Jornal do Comércio (AM)

ETH e Fapesp fazem parceria para pesquisar energia limpa

Publicado em 19 janeiro 2011

A ETH Bioenergia, braço do grupo Odebrecht para a produção e a comercialização de etanol, energia elétrica e açúcar, está fechando parceria com a Fapesp (Fundação de Amparo à Pesquisa do Estado de São Paulo) para a realização de pesquisas em energia limpa.

A iniciativa, com previsão de início ainda no primeiro semestre, inclui o apoio a alunos e professores das universidades conveniadas à Fapesp para pesquisas científicas. Trata-se da primeira parceria entre usina e universidades em assuntos agrícolas com ênfase em tecnologia limpa.

O convênio -que tem os termos sujeitos ainda à apreciação pelo conselho da Fapesp- tem duração prevista de cinco anos. A expectativa é que os investimentos em pesquisa cheguem a R$ 10 milhões. Da parceria será formado um comitê gestor com representantes de ambas as organizações. Editais farão a descrição dos projetos que poderão concorrer às bolsas.

Grupo de Inovação

A aproximação faz parte das iniciativas do novo grupo de inovação e desenvolvimento da ETH, que foi criado no ano passado. No comando das operações está o diretor Carlos Calmanovici -também presidente da Anpei (Associação Nacional de Pesquisa e Desenvolvimento das Empresas Inovadoras).

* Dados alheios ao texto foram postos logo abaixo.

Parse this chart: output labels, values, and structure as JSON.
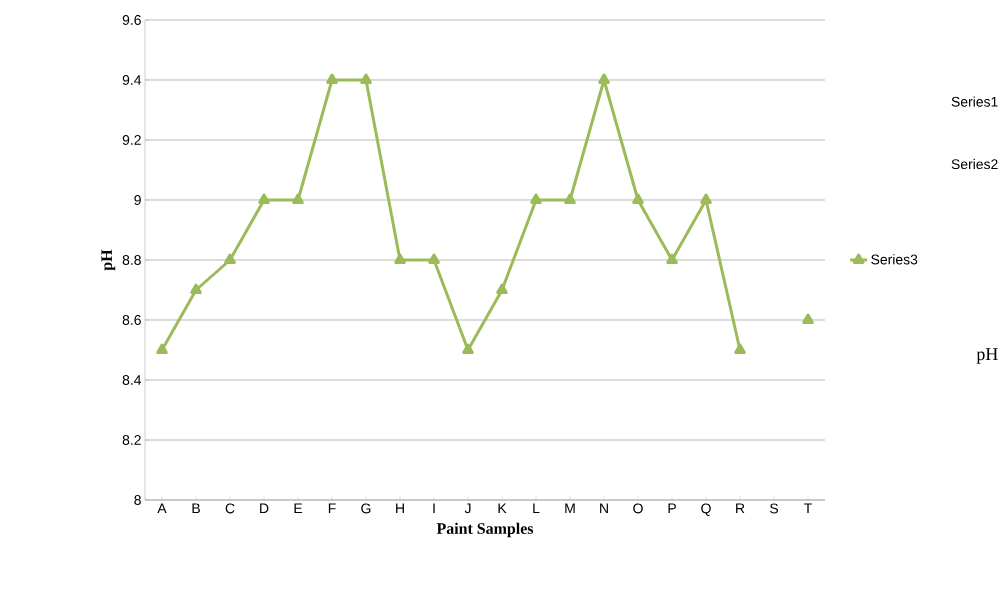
{
  "chart_data": {
    "type": "line",
    "xlabel": "Paint Samples",
    "ylabel": "pH",
    "categories": [
      "A",
      "B",
      "C",
      "D",
      "E",
      "F",
      "G",
      "H",
      "I",
      "J",
      "K",
      "L",
      "M",
      "N",
      "O",
      "P",
      "Q",
      "R",
      "S",
      "T"
    ],
    "series": [
      {
        "name": "Series3",
        "color": "#9bbb59",
        "values": [
          8.5,
          8.7,
          8.8,
          9.0,
          9.0,
          9.4,
          9.4,
          8.8,
          8.8,
          8.5,
          8.7,
          9.0,
          9.0,
          9.4,
          9.0,
          8.8,
          9.0,
          8.5,
          null,
          8.6
        ]
      }
    ],
    "ylim": [
      8,
      9.6
    ],
    "yticks": [
      8,
      8.2,
      8.4,
      8.6,
      8.8,
      9,
      9.2,
      9.4,
      9.6
    ],
    "grid": "y",
    "legend": "right",
    "marker": "triangle",
    "line_style": "solid",
    "annotations": [
      "Series1",
      "Series2",
      "pH"
    ]
  }
}
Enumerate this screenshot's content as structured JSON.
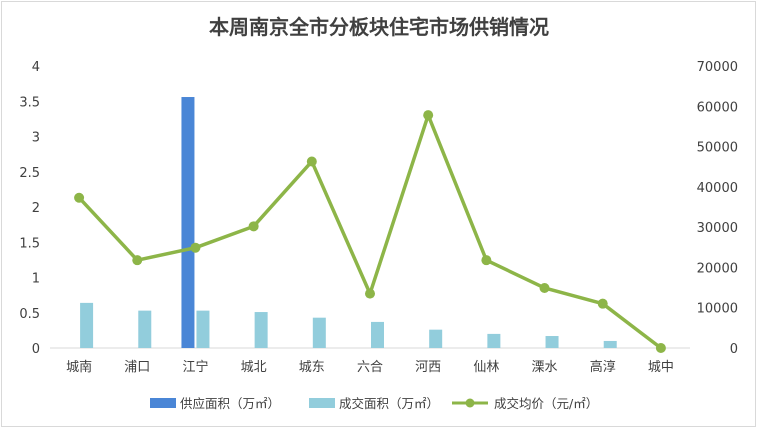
{
  "chart_data": {
    "type": "bar",
    "title": "本周南京全市分板块住宅市场供销情况",
    "categories": [
      "城南",
      "浦口",
      "江宁",
      "城北",
      "城东",
      "六合",
      "河西",
      "仙林",
      "溧水",
      "高淳",
      "城中"
    ],
    "series": [
      {
        "name": "供应面积（万㎡）",
        "type": "bar",
        "axis": "left",
        "color": "#4a86d6",
        "values": [
          0,
          0,
          3.56,
          0,
          0,
          0,
          0,
          0,
          0,
          0,
          0
        ]
      },
      {
        "name": "成交面积（万㎡）",
        "type": "bar",
        "axis": "left",
        "color": "#92cddc",
        "values": [
          0.64,
          0.53,
          0.53,
          0.51,
          0.43,
          0.37,
          0.26,
          0.2,
          0.17,
          0.1,
          0
        ]
      },
      {
        "name": "成交均价（元/㎡）",
        "type": "line",
        "axis": "right",
        "color": "#8db548",
        "values": [
          37300,
          21800,
          24900,
          30200,
          46300,
          13500,
          57800,
          21800,
          14900,
          11000,
          0
        ]
      }
    ],
    "y_left": {
      "min": 0,
      "max": 4,
      "ticks": [
        "0",
        "0.5",
        "1",
        "1.5",
        "2",
        "2.5",
        "3",
        "3.5",
        "4"
      ]
    },
    "y_right": {
      "min": 0,
      "max": 70000,
      "ticks": [
        "0",
        "10000",
        "20000",
        "30000",
        "40000",
        "50000",
        "60000",
        "70000"
      ]
    },
    "grid": false,
    "legend_position": "bottom"
  }
}
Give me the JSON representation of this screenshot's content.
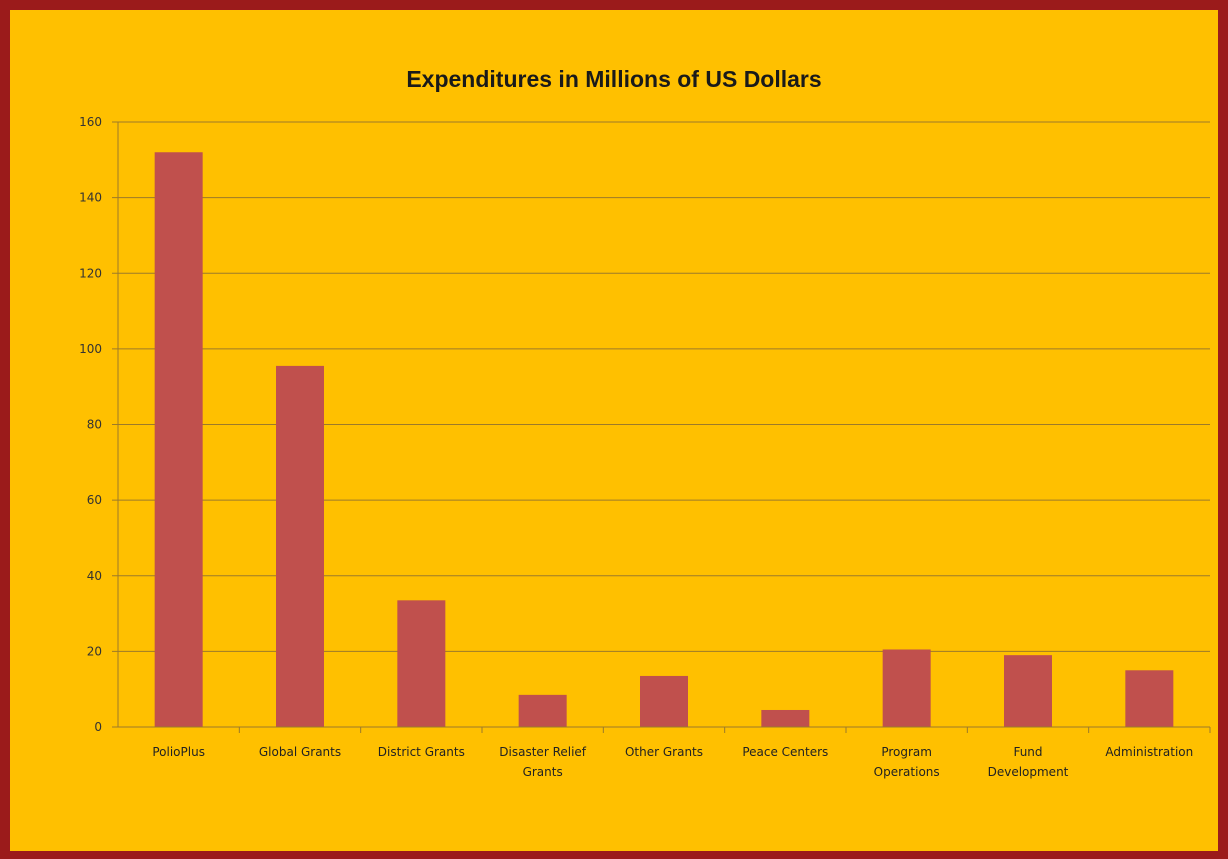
{
  "colors": {
    "background": "#FFC000",
    "border": "#9B1B1B",
    "bar": "#C0504D",
    "gridline": "#9C7A2A"
  },
  "chart_data": {
    "type": "bar",
    "title": "Expenditures in Millions of US Dollars",
    "xlabel": "",
    "ylabel": "",
    "categories": [
      [
        "PolioPlus"
      ],
      [
        "Global Grants"
      ],
      [
        "District Grants"
      ],
      [
        "Disaster Relief",
        "Grants"
      ],
      [
        "Other Grants"
      ],
      [
        "Peace Centers"
      ],
      [
        "Program",
        "Operations"
      ],
      [
        "Fund",
        "Development"
      ],
      [
        "Administration"
      ]
    ],
    "values": [
      152,
      95.5,
      33.5,
      8.5,
      13.5,
      4.5,
      20.5,
      19,
      15
    ],
    "ylim": [
      0,
      160
    ],
    "yticks": [
      0,
      20,
      40,
      60,
      80,
      100,
      120,
      140,
      160
    ],
    "grid": true,
    "legend": "none"
  }
}
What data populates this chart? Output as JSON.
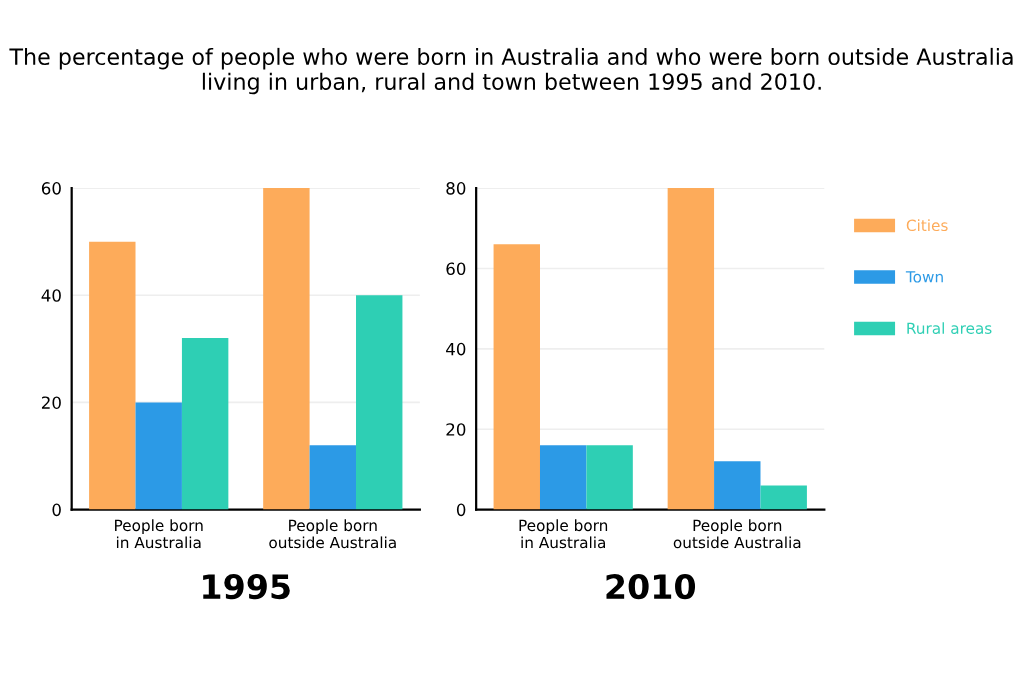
{
  "chart_data": [
    {
      "type": "bar",
      "title": "The percentage of people who were born in Australia and who were born outside Australia living in urban, rural and town between 1995 and 2010.",
      "xlabel": "1995",
      "categories": [
        "People born\nin Australia",
        "People born\noutside Australia"
      ],
      "series": [
        {
          "color": "#fdab5a",
          "values": [
            50,
            60
          ]
        },
        {
          "color": "#2c9ae6",
          "values": [
            20,
            12
          ]
        },
        {
          "color": "#2ecfb4",
          "values": [
            32,
            40
          ]
        }
      ],
      "ylim": [
        0,
        60
      ],
      "yticks": [
        0,
        20,
        40,
        60
      ],
      "grid": "y",
      "legend": false
    },
    {
      "type": "bar",
      "xlabel": "2010",
      "categories": [
        "People born\nin Australia",
        "People born\noutside Australia"
      ],
      "series": [
        {
          "name": "Cities",
          "color": "#fdab5a",
          "values": [
            66,
            80
          ]
        },
        {
          "name": "Town",
          "color": "#2c9ae6",
          "values": [
            16,
            12
          ]
        },
        {
          "name": "Rural areas",
          "color": "#2ecfb4",
          "values": [
            16,
            6
          ]
        }
      ],
      "ylim": [
        0,
        80
      ],
      "yticks": [
        0,
        20,
        40,
        60,
        80
      ],
      "grid": "y",
      "legend": "right"
    }
  ]
}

"A missão do grupo é pensar e pesquisar como estará o setor nos próximos anos e estudar tecnologias para suportar esse crescimento". No fim do ano passado, a ETH conduziu projetos com a Universidade Federal de São Carlos e duas iniciativas com a Unicamp para mapeamento de leveduras, componentes que fazem parte da fermentação do álcool. Das pesquisas com a Unicamp nasceram dois pedidos de patentes que já foram registrados.

Criada em 2007, a ETH mantém sete unidades cogeradoras de energia elétrica por meio do processamento do bagaço da cana. Até o ano que vem, a empresa pretende aumentar a capacidade de suas usinas e construir outras duas unidades.

A empresa deve investir R$ 7,3 bilhões para chegar à capacidade máxima de produção, gerando 3 bilhões de litros de etanol e 2.700 Gigawatt hora (Gwh) de energia elétrica -o suficiente para abastecer, por exemplo, as residências do Ceará.